Erneut stiegen mir Tränen in die Augen - sie schienen gar nicht mehr auf zuhören.
Mein Blick war auf den Boden geheftet, als ich mir meinen Weg zur Haustür bahnte, und schneller wurde. Ich wollte keinem begegnen, mit jemandem sprechen oder angestarrt werden. Ich wollte mich alleine in meinem Zimmer einschließen, ich ich es vor vielen Jahren als Kind getan hatte.
Mein Tempo drosselte sich nicht, als ich die Treppen hoch jagte, als plötzlich die Tür aufgerissen wurde und ich gegen etwas lief. Oder gegen jemanden. Energisch wurde ich automatisch nach hinten geschleudert und plumste die Treppenstufen wieder hinunter.

"Oh. Du bist's", ertönte eine Stimme und ich sah auf. Ja ich bin's.
Louis sah zu mir hinunter. "Hast du geweint? Ist alles in Ordnung?"
Mehr Tomaten auf den Augen konnte man auch nicht haben.
Wütend wich ich seinem Blick und der auffordernen Hand, welche mir hoch helfen wollte, aus und rappelte mich auf die Füße.

"Alles okay." murmelte ich kühl und strich mir eine wirre Haarsträhne aus dem Gesicht.

"So siehst du aber nicht aus", erwiderte er und ich bemerkte seine widerwillige Zuneigung. Ziemlich deutlich bietete er mir seine Abneigung da; den Abstand, den er behalten wollte.

"Ach was." Louis hatte die Tür ausversehen geschlossen, sodass ich mit zittriegen Fingern den Schlüssel ins Schloss stecken wollte. Alle paar Sekunden rutschte die Spitze aus dem Schloss und ich stöhnte genervt auf.

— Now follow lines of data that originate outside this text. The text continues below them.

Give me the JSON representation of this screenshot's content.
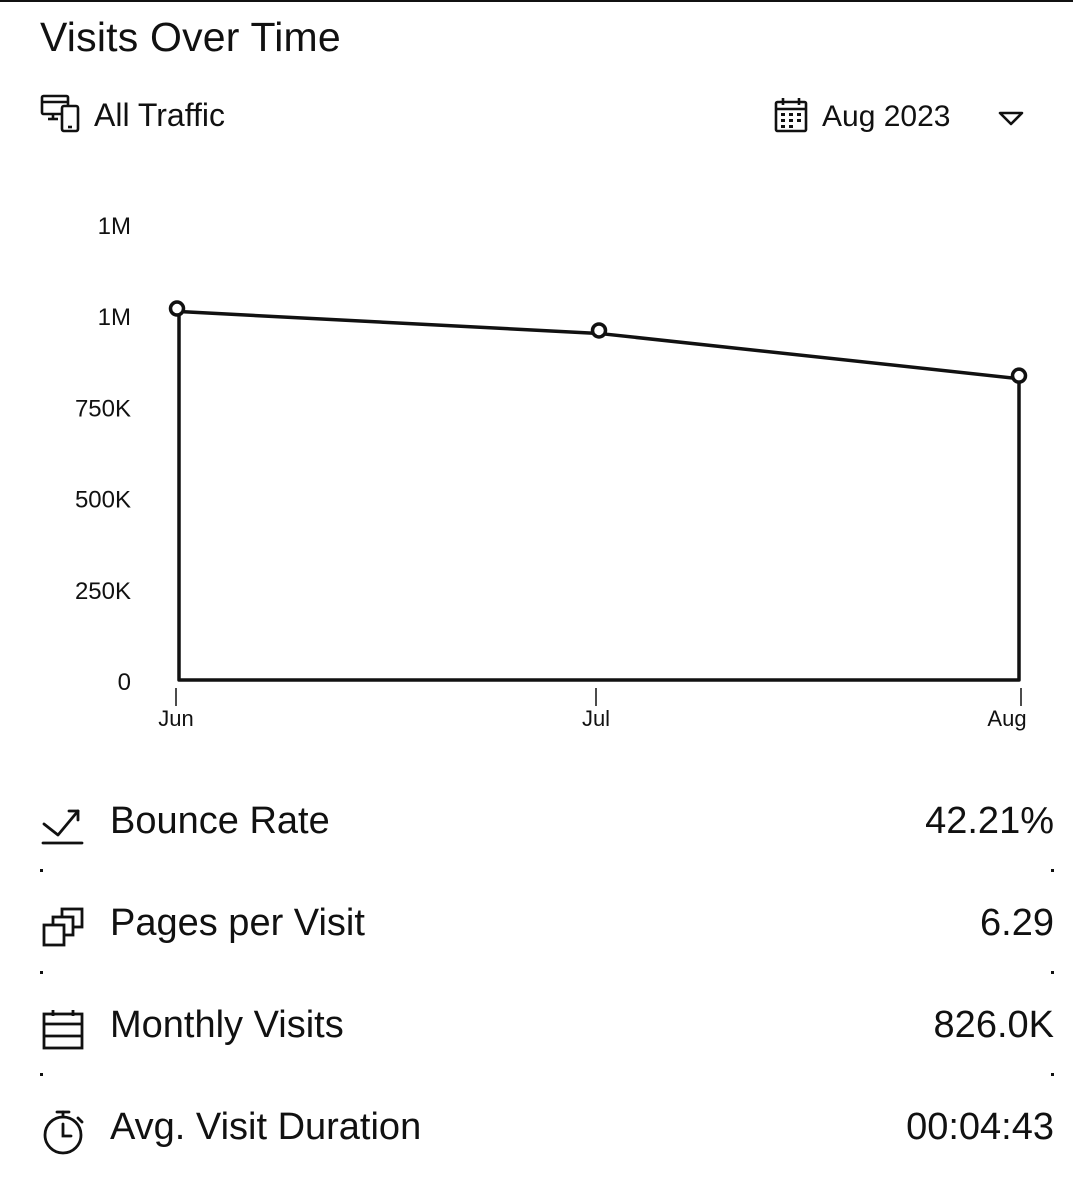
{
  "header": {
    "title": "Visits Over Time"
  },
  "filters": {
    "traffic_label": "All Traffic",
    "traffic_icon": "devices-icon",
    "date_label": "Aug 2023",
    "date_icon": "calendar-icon",
    "date_chevron_icon": "chevron-down-icon"
  },
  "chart_data": {
    "type": "area",
    "categories": [
      "Jun",
      "Jul",
      "Aug"
    ],
    "values": [
      1010000,
      950000,
      826000
    ],
    "y_ticks": [
      {
        "value": 0,
        "label": "0"
      },
      {
        "value": 250000,
        "label": "250K"
      },
      {
        "value": 500000,
        "label": "500K"
      },
      {
        "value": 750000,
        "label": "750K"
      },
      {
        "value": 1000000,
        "label": "1M"
      },
      {
        "value": 1250000,
        "label": "1M"
      }
    ],
    "ylim": [
      0,
      1250000
    ],
    "grid": false,
    "line_color": "#111111",
    "fill_color": "#ffffff"
  },
  "metrics": [
    {
      "icon": "bounce-arrow-icon",
      "label": "Bounce Rate",
      "value": "42.21%"
    },
    {
      "icon": "pages-stack-icon",
      "label": "Pages per Visit",
      "value": "6.29"
    },
    {
      "icon": "calendar-list-icon",
      "label": "Monthly Visits",
      "value": "826.0K"
    },
    {
      "icon": "stopwatch-icon",
      "label": "Avg. Visit Duration",
      "value": "00:04:43"
    }
  ]
}
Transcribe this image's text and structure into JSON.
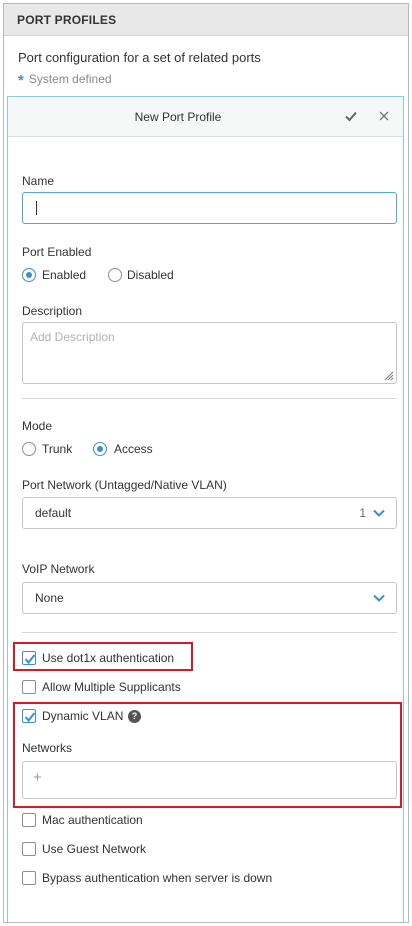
{
  "header": {
    "title": "PORT PROFILES"
  },
  "intro": {
    "description": "Port configuration for a set of related ports",
    "system_defined": "System defined"
  },
  "panel": {
    "title": "New Port Profile",
    "name_label": "Name",
    "name_value": "",
    "port_enabled_label": "Port Enabled",
    "enabled_option": "Enabled",
    "disabled_option": "Disabled",
    "description_label": "Description",
    "description_placeholder": "Add Description",
    "mode_label": "Mode",
    "trunk_option": "Trunk",
    "access_option": "Access",
    "port_network_label": "Port Network (Untagged/Native VLAN)",
    "port_network_value": "default",
    "port_network_vlan": "1",
    "voip_label": "VoIP Network",
    "voip_value": "None",
    "dot1x_label": "Use dot1x authentication",
    "multi_supplicants_label": "Allow Multiple Supplicants",
    "dynamic_vlan_label": "Dynamic VLAN",
    "networks_label": "Networks",
    "networks_add": "+",
    "mac_auth_label": "Mac authentication",
    "guest_network_label": "Use Guest Network",
    "bypass_label": "Bypass authentication when server is down"
  },
  "state": {
    "port_enabled": "Enabled",
    "mode": "Access",
    "use_dot1x": true,
    "allow_multiple_supplicants": false,
    "dynamic_vlan": true,
    "mac_authentication": false,
    "use_guest_network": false,
    "bypass_auth": false
  },
  "colors": {
    "accent": "#3a8fd1",
    "highlight": "#d11b2b",
    "header_bg": "#e8e8e8"
  },
  "icons": [
    "star-icon",
    "checkmark-icon",
    "close-icon",
    "chevron-down-icon",
    "help-icon",
    "plus-icon",
    "resize-grip-icon"
  ]
}
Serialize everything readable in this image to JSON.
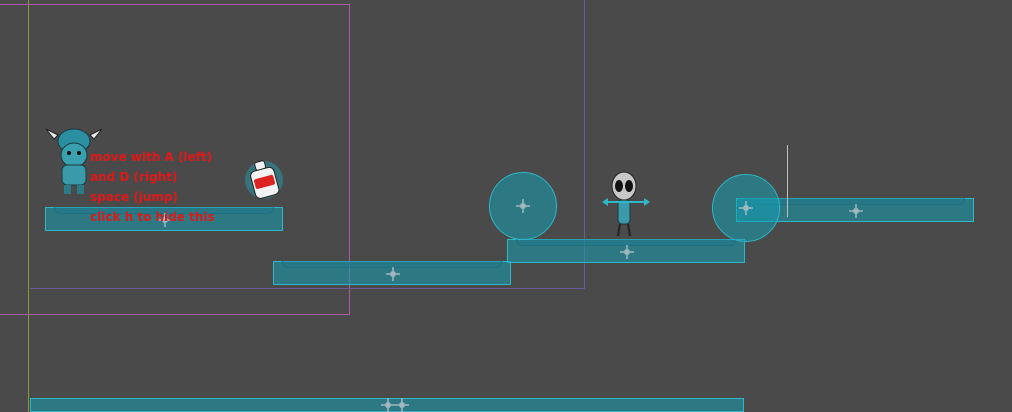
{
  "instructions": {
    "line1": "move with A (left)",
    "line2": "and D (right)",
    "line3": "space (jump)",
    "line4": "click h to hide this"
  },
  "colors": {
    "background": "#4a4a4a",
    "platform_fill": "#14a0b4",
    "platform_border": "#2fb6c9",
    "instruction_text": "#e01818",
    "boundary_pink": "#a95aa0",
    "boundary_purple": "#6a5a9a",
    "axis_green": "#8a9a3a"
  },
  "sprites": {
    "player": "viking-player-sprite",
    "enemy": "alien-enemy-sprite",
    "pickup": "bottle-pickup-sprite"
  }
}
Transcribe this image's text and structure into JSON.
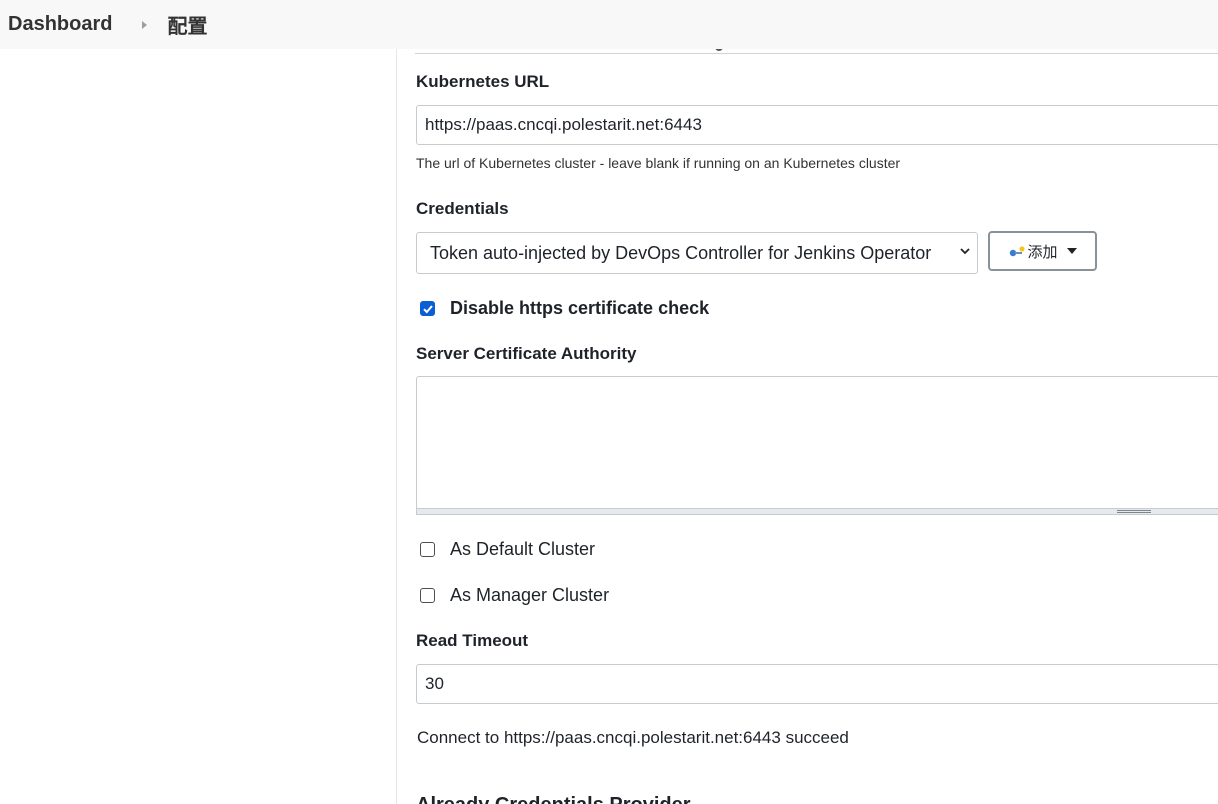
{
  "breadcrumb": {
    "items": [
      "Dashboard",
      "配置"
    ]
  },
  "form": {
    "kubernetes_url": {
      "label": "Kubernetes URL",
      "value": "https://paas.cncqi.polestarit.net:6443",
      "help": "The url of Kubernetes cluster - leave blank if running on an Kubernetes cluster"
    },
    "credentials": {
      "label": "Credentials",
      "selected": "Token auto-injected by DevOps Controller for Jenkins Operator",
      "add_button_label": "添加"
    },
    "disable_https_check": {
      "label": "Disable https certificate check",
      "checked": true
    },
    "server_ca": {
      "label": "Server Certificate Authority",
      "value": ""
    },
    "default_cluster": {
      "label": "As Default Cluster",
      "checked": false
    },
    "manager_cluster": {
      "label": "As Manager Cluster",
      "checked": false
    },
    "read_timeout": {
      "label": "Read Timeout",
      "value": "30"
    },
    "connection_status": "Connect to https://paas.cncqi.polestarit.net:6443 succeed",
    "next_section_partial": "Already Credentials Provider"
  },
  "icons": {
    "add_button_icon": "key-icon",
    "select_icon": "chevron-down-icon",
    "add_caret": "caret-down-icon"
  },
  "colors": {
    "checkbox_checked": "#0b5fd6",
    "breadcrumb_bg": "#f8f8f8",
    "input_border": "#c6cbd2"
  }
}
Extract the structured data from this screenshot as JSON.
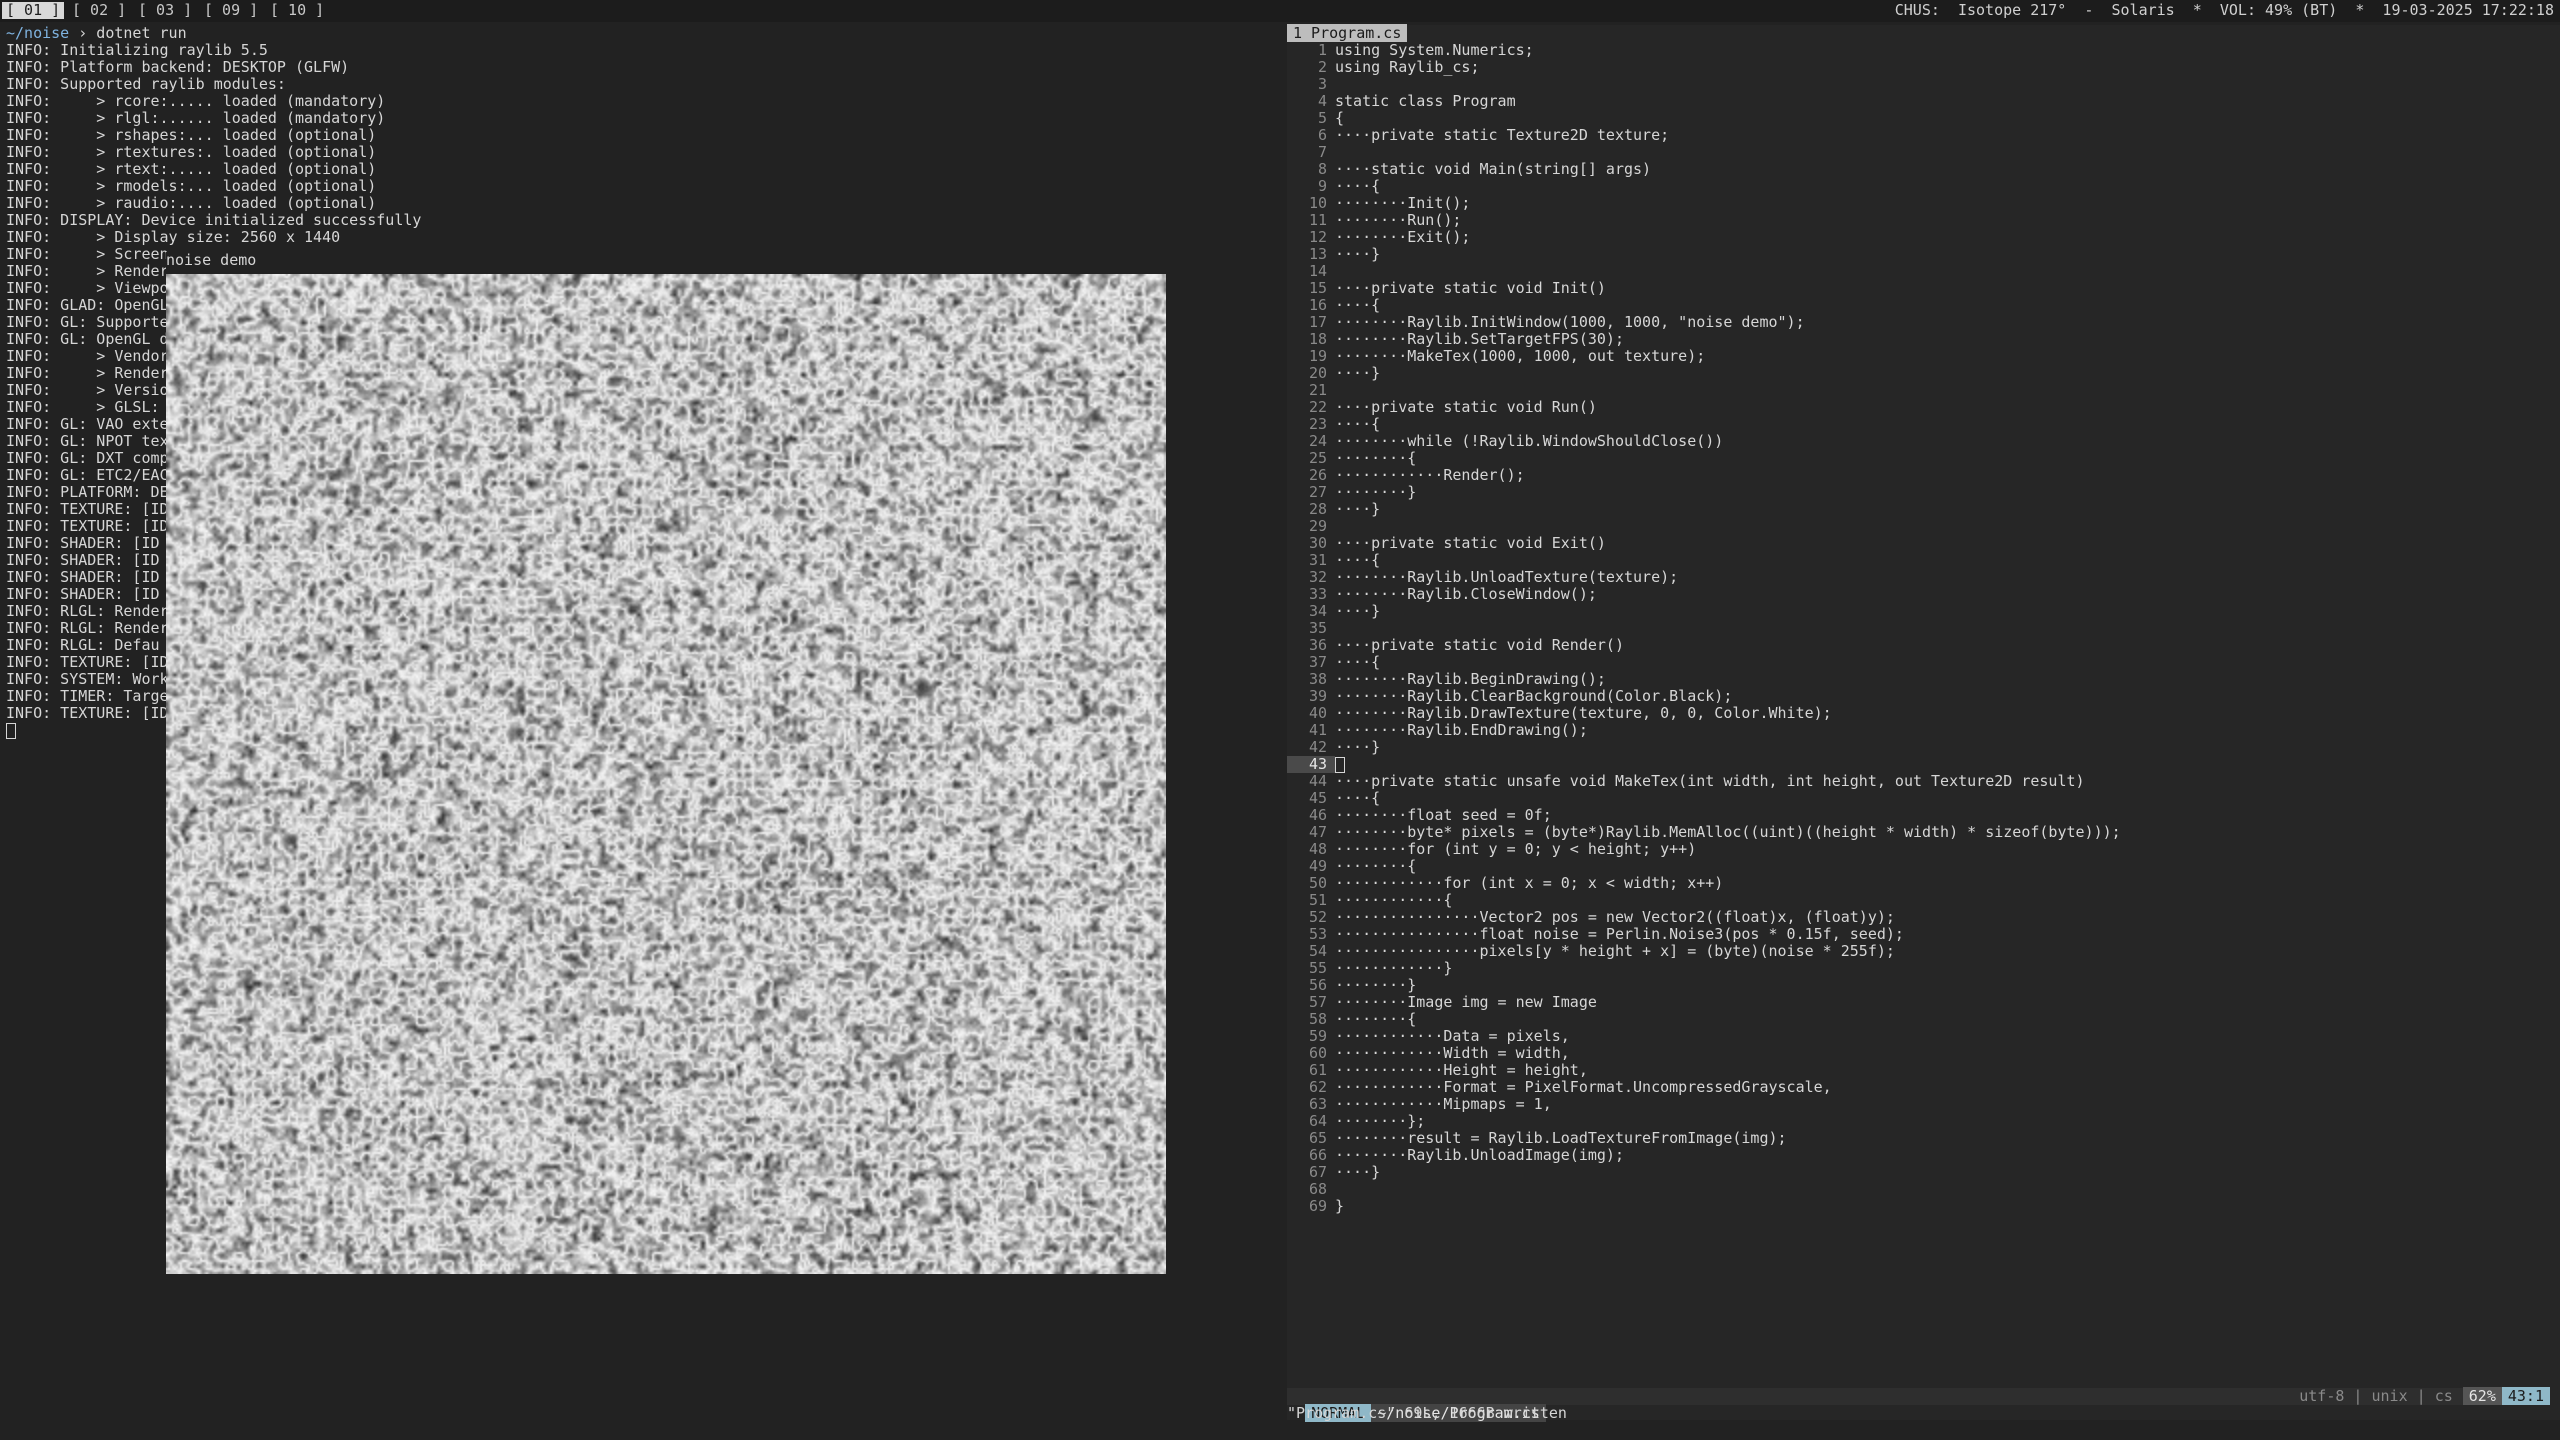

"Ich wusste nicht, dass deine Mutter wieder heiratet." meinte er plötzlich.
Was sollte das Thema denn jetzt?

"Mich hat es auch überrascht." murmelte ich monoton und ruckelte heftig am Schlüsselband, da es klemmte.

"Soll ich dir helfen?" seine Stimme war näher.

"Nein."

"Wirklich nicht?"

"Nein!" mit einem Ruck zog ich den Schlüssel raus. Toll, die Tür war immer noch geschlossen.

"Was ist dein Problem?" fragte er nach ein paar Sekunden der Stille.

"Die Tür öffnet sich nicht." antwortete ich ihm bissig und drehte mich um, sodass ich mich ggen die Tür lehnen konnte.

"Ich meinte, wieso bist du so schlecht gelaunt."

"Weil der Schlüssel kle-"

"El. Du weißt, wie ich die Frage meine." seine Augen sahen mich fragend an. Etwas Trauer enthielt sich in ihnen. Ein bisschen Neugier. Etwas Geduld.

"Du ignorierst mich tagelang, gehst mir aus dem Weg …", Murmelte ich und verschrenkte die Arme vor der Brust. Sein Blick weitete sich erstaunt.

"Das wundert dich?"
Ehrlich gesagt nein. Aber es war unerträglich. Irgendwie. Diese Ignoranz die von ihm ausging, war so neu. So befremdend.
Ich zuckte mit den Schultern.

"El," er kam einen Schritt näher. "Du hast mir gezeigt, wie es in deinem Kopf aussieht. Und ich muss es akzeptieren. Aber dafür brauche ich Zeit …"
Wie es in meinem Kopf aussieht? Wüsste er das wirklich, würde er vollkommen verrückt werden. Er war sicher die letzte Person, die wusste, was ich dachte und fühlte.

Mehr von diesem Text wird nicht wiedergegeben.